The second way is the open source
model. Projects like Linux
, Signal
, Firefox
, Chromium
, etc are open source. This means that You, or anybody on the planet can just go on to the internet, and see the source code. I'm not joking, you can literally see the source code for Firefox here
This might seem counter intuitive. Why are you literally giving away your software for free?
- More secure: More people keep a tab on your software and more people keep an eye out for bugs
- More Private: Users know what's happening with their data
- More Customizable: You don't like something about an open source project? You are free to change it and make your own version
- Lower Cost: Open source software are often free as they are developed by the community
- No Vendor Lock In: Freedom for the user means that you are free to use something else whenever you want. You don't have to stay in a walled garden made by companies like Apple or Google.
Issues
Imagine you are a maintainer, a person who made the project. The owner. But you are looking to collaborate on a specific thing, or want someone else with better knowledge on a particular topic to do it. For example, on your ecommerce app, you might want someone with knowledge about payment gateways to implement a checkout system. This is where the issues
tab on Github becomes useful.
You will find this tab at the top bar of your Github repo. Everyone is allowed to create issues. A user can also use issues to raise issues about the software. These issues also have tags to categorise them. Tags like 'good first issue' etc are there to mark issues that are easy to fix for new contributors.

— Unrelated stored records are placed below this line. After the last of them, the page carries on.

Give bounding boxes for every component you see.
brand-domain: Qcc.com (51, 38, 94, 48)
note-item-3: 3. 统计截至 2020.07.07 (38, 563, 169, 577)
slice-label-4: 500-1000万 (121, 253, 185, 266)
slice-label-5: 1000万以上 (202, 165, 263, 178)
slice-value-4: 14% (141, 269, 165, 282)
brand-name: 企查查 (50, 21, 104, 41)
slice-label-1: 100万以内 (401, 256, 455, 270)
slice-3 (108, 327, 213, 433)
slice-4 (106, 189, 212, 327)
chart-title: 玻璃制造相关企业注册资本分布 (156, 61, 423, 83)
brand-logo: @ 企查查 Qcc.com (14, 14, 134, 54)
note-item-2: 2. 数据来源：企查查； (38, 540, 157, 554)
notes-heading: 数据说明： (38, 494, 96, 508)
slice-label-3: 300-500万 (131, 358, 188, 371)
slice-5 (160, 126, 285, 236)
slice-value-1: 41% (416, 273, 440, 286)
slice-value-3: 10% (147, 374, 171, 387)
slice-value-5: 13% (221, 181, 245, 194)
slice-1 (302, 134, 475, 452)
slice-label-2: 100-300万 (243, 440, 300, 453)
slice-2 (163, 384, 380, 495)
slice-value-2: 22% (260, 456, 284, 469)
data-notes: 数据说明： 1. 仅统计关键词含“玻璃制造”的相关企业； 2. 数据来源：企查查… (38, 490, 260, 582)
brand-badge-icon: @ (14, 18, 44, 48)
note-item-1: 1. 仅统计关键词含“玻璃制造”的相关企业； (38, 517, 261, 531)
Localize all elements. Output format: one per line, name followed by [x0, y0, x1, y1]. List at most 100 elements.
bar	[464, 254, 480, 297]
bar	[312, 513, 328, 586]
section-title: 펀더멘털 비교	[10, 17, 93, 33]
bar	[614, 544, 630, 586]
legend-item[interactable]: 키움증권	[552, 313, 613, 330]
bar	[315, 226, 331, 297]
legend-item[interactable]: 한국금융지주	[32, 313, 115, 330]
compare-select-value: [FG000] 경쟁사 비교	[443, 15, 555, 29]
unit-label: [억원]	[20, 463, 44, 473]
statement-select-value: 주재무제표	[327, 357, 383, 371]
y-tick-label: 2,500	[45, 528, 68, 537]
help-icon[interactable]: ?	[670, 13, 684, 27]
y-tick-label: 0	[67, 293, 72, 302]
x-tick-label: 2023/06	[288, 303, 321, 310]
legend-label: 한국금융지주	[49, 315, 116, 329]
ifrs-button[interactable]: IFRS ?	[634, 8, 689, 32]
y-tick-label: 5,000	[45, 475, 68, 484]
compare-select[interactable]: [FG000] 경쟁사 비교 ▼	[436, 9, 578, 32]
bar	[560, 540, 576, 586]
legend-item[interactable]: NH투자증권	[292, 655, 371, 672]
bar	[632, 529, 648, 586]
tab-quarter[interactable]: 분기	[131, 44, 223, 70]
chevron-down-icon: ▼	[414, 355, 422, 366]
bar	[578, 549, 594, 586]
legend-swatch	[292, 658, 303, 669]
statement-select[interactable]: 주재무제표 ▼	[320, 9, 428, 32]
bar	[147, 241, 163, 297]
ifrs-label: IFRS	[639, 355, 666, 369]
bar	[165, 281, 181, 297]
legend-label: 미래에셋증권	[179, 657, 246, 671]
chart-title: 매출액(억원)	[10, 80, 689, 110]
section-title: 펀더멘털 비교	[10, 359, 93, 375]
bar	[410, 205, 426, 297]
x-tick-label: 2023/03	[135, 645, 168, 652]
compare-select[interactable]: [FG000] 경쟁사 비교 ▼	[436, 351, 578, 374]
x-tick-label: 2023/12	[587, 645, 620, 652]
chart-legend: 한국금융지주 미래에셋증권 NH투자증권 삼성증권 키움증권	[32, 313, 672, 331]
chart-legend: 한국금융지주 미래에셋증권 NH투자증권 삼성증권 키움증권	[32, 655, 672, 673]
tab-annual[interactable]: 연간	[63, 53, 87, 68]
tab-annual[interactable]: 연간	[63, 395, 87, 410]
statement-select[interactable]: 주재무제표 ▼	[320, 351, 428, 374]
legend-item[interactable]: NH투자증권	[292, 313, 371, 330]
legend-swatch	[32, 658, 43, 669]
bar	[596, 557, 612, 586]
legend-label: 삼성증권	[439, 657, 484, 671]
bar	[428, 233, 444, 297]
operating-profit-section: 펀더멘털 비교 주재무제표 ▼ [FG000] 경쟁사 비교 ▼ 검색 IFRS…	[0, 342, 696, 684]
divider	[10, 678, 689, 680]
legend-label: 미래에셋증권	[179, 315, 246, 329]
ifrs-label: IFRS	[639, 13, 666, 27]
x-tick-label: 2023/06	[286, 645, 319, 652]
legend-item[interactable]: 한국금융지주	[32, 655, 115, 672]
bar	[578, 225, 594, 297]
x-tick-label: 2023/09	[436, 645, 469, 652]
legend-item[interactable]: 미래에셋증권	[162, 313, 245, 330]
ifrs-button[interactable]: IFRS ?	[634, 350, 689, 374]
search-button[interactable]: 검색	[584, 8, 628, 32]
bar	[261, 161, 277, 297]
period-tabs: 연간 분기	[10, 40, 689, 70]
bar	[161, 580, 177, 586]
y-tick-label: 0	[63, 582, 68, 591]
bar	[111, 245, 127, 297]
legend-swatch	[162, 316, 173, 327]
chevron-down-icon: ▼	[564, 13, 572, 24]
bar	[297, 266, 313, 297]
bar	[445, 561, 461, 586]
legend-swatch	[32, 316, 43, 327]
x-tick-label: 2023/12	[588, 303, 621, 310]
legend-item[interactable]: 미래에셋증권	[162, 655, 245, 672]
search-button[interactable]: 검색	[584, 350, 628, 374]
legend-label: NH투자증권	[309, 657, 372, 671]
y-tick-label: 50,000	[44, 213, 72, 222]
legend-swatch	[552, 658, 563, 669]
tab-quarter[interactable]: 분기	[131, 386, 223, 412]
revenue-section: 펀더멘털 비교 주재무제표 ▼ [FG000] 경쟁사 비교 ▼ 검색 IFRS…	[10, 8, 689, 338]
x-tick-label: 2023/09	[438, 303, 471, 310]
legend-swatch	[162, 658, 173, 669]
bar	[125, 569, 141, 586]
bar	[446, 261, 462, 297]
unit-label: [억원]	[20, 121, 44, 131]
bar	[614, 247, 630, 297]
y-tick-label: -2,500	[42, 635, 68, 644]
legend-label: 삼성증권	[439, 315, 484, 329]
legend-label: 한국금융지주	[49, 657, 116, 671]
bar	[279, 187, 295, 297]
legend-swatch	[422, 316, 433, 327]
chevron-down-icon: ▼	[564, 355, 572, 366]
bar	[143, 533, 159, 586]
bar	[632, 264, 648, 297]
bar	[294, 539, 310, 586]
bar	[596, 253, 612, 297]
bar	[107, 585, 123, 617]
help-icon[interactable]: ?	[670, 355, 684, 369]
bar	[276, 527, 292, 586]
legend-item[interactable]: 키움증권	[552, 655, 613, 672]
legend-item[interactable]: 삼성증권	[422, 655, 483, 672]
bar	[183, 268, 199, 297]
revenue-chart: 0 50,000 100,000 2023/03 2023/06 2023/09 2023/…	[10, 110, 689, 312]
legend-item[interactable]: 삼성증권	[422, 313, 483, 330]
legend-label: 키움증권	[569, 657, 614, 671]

These issues are usually addressed by a PR. But what is a PR?
A Pull Request (PR)
We saw how to make a fork in the previous section. We pick up from here. We gotta clone the fork to our system. We do this using the git clone
command.
First, copy the URL of the repository on Github:
Then we go to our terminal (git bash for windows users) and do a git clone <repo url>
. This looks like this:
Now I'm going to make a few changes to this. These changes could be anything so I'm not going to put it here. Make your own changes!
Once you're done, you have to push these changes back to Github. We do the commit process that we told about earlier but there's an extra step - git push
. This command is used to push the latest changes or commits from your local system to Github:
Now if you go to your fork on Github, you will see that the changes have been pushed. I have added a new file called file.txt
:
Now we create a PR to the original repository. To do this, click on the Contribute
button.
Then click on Open Pull Request
. This is a PR. You are requesting the owner of the original repository to pull your changes into their repository. Then give a description to your pull request and hit Create Pull Request
Congratulations, you've just made a successful PR. Now it's up to the maintainer, or the original owner of the repository to either accept or reject your changes.
A Merge Conflict
Sometimes, you might be working on a project and you might want to make a PR. But someone else might have made a PR before you and the owner might have merged that PR. This means that the code on your fork is now different from the code on the original repository. This is called a merge conflict
. This is a very common thing in open source projects.
To solve this, we have to update our fork with the latest changes from the original repository. We do this using the git pull
command. This command is used to pull the latest changes from the original repository to your fork. This is how it looks:
Now you'll see markers like these for every file that has a merge conflict:
<<<<<<< HEAD
This is the original code
=======
This is the code that you added
>>>>>>> 1234567890abcdef1234567890abcdef12345678
You have to manually resolve these conflicts. You can either keep the original code, or keep the code that you added. You can also keep both. Once you're done, you have to add these files to your staging area, commit them and push them to your fork. Then you can make a PR.